Robert Jenner :: [*VIDEO*]-
Nursing at North Glasgow College (2007-8) :: Graduated (2011) with a degree in Learning Disabilities Nursing from GCU
Robert, a 45-year-old father of three grown sons, is originally from the Glasgow area, but he has a hard time naming a “home town”.  His family life was unsettled; they moved around frequently when he was a child, including a stint down in England, where he attended secondary school. Robert says, ”School was a nightmare for me in general. I had a bad experience throughout my school years.”

Robert left school at age 15 to work as a painter and decorator. He continued in that line of work for many years, but a downturn in available work and a recommendation from a friend led him to take a job as an auxiliary nurse. It was during this period that he first began to consider a career in nursing.  Many of the staff who worked on the wards commented favourably upon his good bedside manner with patients, and several encouraged him to look into training because they believed he would make a good nurse. “I am good at communicating with people. It’s one of my strong points. I understand how people feel when they are going through a difficult time, being in hospital.  A kindly face, a wee bit of banter and you could get the job done, and make people feel better, too.”  

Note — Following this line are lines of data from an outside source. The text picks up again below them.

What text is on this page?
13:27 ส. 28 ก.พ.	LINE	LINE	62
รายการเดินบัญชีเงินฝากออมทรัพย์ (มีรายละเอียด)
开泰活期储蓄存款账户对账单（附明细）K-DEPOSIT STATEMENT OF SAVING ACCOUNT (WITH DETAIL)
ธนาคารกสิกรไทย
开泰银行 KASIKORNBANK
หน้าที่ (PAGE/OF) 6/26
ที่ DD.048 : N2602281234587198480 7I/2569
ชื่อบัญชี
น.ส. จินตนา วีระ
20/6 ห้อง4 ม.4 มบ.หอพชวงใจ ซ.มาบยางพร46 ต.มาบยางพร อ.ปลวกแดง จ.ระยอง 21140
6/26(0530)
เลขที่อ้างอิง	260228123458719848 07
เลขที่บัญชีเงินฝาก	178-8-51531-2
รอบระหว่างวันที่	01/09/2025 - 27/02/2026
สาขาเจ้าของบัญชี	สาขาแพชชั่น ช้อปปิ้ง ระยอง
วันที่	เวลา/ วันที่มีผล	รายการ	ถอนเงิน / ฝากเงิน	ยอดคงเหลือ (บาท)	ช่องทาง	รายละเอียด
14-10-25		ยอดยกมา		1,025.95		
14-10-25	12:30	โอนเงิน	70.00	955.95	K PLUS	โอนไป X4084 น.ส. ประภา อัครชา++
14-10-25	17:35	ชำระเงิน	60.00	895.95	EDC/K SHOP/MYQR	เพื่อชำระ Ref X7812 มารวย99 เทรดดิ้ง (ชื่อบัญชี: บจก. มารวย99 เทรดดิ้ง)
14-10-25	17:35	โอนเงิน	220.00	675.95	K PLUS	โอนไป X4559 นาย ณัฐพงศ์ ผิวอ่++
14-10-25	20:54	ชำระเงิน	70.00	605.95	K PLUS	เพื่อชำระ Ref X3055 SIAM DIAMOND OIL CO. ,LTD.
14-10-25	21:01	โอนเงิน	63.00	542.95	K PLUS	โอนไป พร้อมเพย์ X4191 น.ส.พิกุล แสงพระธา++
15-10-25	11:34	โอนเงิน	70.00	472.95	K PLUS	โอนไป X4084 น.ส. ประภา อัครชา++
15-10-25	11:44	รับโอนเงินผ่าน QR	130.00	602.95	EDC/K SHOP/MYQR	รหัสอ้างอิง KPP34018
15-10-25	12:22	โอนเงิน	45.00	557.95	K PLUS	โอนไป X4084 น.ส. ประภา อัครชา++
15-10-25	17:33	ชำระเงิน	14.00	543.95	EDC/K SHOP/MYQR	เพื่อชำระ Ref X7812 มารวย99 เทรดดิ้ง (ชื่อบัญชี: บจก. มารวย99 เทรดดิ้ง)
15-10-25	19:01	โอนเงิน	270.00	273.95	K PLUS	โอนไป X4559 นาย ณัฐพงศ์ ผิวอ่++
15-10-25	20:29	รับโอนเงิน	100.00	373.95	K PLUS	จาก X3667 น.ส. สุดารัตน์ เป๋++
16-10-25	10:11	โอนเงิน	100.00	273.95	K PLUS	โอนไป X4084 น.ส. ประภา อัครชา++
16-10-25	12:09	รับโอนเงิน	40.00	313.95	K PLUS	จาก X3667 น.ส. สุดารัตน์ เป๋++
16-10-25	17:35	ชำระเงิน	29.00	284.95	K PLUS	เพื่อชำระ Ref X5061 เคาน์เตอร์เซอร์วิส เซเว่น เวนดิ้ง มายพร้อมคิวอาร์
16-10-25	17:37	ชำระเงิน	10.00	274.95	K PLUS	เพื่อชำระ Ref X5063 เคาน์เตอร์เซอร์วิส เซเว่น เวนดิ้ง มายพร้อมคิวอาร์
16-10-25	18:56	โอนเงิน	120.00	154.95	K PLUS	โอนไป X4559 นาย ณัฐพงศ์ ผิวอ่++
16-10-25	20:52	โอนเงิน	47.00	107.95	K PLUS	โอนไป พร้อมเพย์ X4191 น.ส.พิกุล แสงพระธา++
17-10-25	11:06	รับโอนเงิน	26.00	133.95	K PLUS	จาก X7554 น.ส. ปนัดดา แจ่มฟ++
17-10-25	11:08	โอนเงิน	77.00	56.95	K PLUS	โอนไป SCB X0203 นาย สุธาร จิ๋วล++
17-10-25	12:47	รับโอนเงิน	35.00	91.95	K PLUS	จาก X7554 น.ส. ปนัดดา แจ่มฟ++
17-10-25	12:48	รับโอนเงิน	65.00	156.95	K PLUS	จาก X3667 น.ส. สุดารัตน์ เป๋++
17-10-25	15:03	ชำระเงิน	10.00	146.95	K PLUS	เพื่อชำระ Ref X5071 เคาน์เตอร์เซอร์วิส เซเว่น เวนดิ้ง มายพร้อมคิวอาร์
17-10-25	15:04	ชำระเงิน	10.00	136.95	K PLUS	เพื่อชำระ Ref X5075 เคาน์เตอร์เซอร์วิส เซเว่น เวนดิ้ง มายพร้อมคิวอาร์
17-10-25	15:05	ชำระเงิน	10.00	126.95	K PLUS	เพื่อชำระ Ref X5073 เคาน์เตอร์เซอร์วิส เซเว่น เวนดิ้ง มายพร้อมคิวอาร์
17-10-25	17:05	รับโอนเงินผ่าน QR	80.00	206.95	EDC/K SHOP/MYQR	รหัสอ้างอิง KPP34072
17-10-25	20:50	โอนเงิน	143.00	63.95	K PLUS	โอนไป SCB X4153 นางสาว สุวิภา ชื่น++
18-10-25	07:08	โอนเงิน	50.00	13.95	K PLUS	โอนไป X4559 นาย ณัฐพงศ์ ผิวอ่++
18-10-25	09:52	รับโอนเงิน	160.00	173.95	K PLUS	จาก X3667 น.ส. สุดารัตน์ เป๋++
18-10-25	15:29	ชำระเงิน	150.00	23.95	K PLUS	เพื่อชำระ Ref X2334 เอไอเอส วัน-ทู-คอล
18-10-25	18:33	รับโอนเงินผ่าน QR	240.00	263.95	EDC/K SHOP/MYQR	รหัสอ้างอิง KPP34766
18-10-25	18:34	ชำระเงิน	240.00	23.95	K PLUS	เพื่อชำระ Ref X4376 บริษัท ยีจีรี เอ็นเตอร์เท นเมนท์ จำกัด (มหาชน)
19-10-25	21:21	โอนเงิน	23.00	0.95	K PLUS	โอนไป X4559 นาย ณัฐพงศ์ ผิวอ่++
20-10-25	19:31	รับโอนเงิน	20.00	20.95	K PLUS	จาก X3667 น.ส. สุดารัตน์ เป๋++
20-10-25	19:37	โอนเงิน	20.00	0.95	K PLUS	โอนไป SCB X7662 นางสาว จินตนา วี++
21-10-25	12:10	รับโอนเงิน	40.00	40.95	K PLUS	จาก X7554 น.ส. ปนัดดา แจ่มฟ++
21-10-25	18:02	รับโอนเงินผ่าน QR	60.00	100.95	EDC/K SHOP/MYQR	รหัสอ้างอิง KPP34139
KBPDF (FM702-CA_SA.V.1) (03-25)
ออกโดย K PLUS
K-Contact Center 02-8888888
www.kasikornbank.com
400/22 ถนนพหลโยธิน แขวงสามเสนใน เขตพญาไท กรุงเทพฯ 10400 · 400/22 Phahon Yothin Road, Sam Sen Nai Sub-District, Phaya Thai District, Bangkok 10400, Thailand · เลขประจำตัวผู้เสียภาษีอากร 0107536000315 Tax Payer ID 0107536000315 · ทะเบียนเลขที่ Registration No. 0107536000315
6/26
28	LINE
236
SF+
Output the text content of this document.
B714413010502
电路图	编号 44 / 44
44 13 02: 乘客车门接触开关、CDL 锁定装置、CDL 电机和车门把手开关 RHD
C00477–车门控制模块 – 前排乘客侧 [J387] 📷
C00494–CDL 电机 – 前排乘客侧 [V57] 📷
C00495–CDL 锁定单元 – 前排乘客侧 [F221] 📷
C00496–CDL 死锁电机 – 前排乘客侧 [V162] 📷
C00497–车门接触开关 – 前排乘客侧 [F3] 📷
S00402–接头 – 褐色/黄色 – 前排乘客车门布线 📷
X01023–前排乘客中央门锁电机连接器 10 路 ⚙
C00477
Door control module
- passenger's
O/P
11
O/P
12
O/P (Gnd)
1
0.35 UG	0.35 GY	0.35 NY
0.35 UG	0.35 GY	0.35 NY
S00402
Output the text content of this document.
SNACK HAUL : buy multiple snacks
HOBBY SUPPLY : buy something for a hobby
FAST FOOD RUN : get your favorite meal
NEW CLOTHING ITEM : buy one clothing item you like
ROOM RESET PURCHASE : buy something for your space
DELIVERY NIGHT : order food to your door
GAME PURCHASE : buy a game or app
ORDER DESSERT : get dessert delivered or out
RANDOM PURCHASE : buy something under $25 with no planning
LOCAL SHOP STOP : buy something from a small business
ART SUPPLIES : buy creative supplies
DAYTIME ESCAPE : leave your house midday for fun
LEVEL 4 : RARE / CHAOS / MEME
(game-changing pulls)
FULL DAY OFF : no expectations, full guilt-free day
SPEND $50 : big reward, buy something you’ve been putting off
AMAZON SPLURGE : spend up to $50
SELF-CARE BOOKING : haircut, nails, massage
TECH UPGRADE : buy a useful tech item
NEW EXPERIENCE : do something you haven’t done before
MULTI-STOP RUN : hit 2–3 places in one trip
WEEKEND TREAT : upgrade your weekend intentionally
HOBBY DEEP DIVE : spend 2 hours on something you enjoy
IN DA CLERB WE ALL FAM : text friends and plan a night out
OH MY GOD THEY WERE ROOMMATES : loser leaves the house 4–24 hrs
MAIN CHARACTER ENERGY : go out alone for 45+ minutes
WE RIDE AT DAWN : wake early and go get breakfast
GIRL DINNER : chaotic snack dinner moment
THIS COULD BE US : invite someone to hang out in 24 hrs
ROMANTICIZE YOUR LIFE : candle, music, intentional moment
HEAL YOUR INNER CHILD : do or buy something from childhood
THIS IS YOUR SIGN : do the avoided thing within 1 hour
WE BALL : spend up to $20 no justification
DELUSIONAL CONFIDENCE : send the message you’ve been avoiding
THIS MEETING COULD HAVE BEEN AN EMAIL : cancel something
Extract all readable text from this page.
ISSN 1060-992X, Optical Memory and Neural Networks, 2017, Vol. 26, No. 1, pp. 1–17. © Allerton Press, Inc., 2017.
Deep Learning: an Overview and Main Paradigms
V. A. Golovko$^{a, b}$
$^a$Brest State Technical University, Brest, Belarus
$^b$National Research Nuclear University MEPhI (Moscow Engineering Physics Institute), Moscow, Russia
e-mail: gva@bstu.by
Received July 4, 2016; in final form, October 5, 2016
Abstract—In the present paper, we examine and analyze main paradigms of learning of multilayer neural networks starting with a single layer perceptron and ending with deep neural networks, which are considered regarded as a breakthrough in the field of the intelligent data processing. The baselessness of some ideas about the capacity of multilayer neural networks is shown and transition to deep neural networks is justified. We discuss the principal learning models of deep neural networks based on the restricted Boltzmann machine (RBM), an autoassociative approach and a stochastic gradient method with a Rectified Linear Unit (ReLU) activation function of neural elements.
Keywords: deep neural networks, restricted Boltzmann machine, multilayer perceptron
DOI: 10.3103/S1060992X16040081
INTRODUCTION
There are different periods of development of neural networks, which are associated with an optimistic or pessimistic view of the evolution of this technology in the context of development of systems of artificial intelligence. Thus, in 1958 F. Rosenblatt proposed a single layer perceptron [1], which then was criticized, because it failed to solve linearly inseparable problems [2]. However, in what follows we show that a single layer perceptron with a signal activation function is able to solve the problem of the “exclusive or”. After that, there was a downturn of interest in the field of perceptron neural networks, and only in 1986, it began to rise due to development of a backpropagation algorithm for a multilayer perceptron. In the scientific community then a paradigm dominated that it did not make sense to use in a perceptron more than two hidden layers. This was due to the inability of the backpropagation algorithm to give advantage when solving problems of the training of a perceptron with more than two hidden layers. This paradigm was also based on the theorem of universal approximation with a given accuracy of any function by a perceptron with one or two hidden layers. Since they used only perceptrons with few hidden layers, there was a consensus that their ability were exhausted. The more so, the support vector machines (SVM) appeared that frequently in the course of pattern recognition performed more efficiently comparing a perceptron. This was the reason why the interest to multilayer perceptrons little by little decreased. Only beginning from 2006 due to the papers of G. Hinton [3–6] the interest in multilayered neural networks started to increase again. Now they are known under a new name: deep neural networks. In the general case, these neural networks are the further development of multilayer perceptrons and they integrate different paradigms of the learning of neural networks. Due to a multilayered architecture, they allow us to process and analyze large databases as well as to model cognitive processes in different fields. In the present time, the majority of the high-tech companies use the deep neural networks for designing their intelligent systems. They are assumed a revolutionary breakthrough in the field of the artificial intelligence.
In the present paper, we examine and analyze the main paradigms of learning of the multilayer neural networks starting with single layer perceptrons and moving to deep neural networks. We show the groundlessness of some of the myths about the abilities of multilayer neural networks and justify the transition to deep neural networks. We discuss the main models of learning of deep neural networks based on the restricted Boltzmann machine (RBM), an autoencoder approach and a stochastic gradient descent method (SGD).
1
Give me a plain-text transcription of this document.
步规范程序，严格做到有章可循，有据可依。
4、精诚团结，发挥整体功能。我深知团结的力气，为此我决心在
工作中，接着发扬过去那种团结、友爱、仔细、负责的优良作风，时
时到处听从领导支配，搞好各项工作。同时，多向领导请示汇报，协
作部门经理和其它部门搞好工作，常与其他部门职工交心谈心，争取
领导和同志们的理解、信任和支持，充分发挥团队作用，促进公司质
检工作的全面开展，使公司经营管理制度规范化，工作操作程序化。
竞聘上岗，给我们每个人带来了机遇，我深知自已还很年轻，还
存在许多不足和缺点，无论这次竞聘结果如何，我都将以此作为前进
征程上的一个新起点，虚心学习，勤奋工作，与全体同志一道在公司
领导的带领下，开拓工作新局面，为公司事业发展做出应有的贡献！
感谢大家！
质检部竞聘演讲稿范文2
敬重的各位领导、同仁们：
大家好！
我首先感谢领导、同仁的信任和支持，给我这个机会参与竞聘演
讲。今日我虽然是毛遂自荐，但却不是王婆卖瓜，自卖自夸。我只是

Robert found the idea of a career in nursing quite appealing, but he didn’t act on it until he turned 40, and experienced a mid-life turning point. He had greatly enjoyed the work as an auxiliary nurse and remembered the encouragement he’d received from hospital staff, so he enquired at North Glasgow College. He was directed to the SWAP Access to Nursing programme, and it was only then, at the age of 41, that he discovered he has dyslexia.

Having that diagnosis made him realise that many of his difficulties at school had been rooted in a real condition that could be managed, albeit with hard work. Subsequently he was able to access support and technology to assist his learning, and became active in student engagement and representation, standing – and being voted in – for Student Association president. This experience increased his confidence and it was "a fantastic character-building process as well.” Robert also initiated and led a dyslexia support group within the college to ensure that others could more easily receive peer support and succeed in their studies.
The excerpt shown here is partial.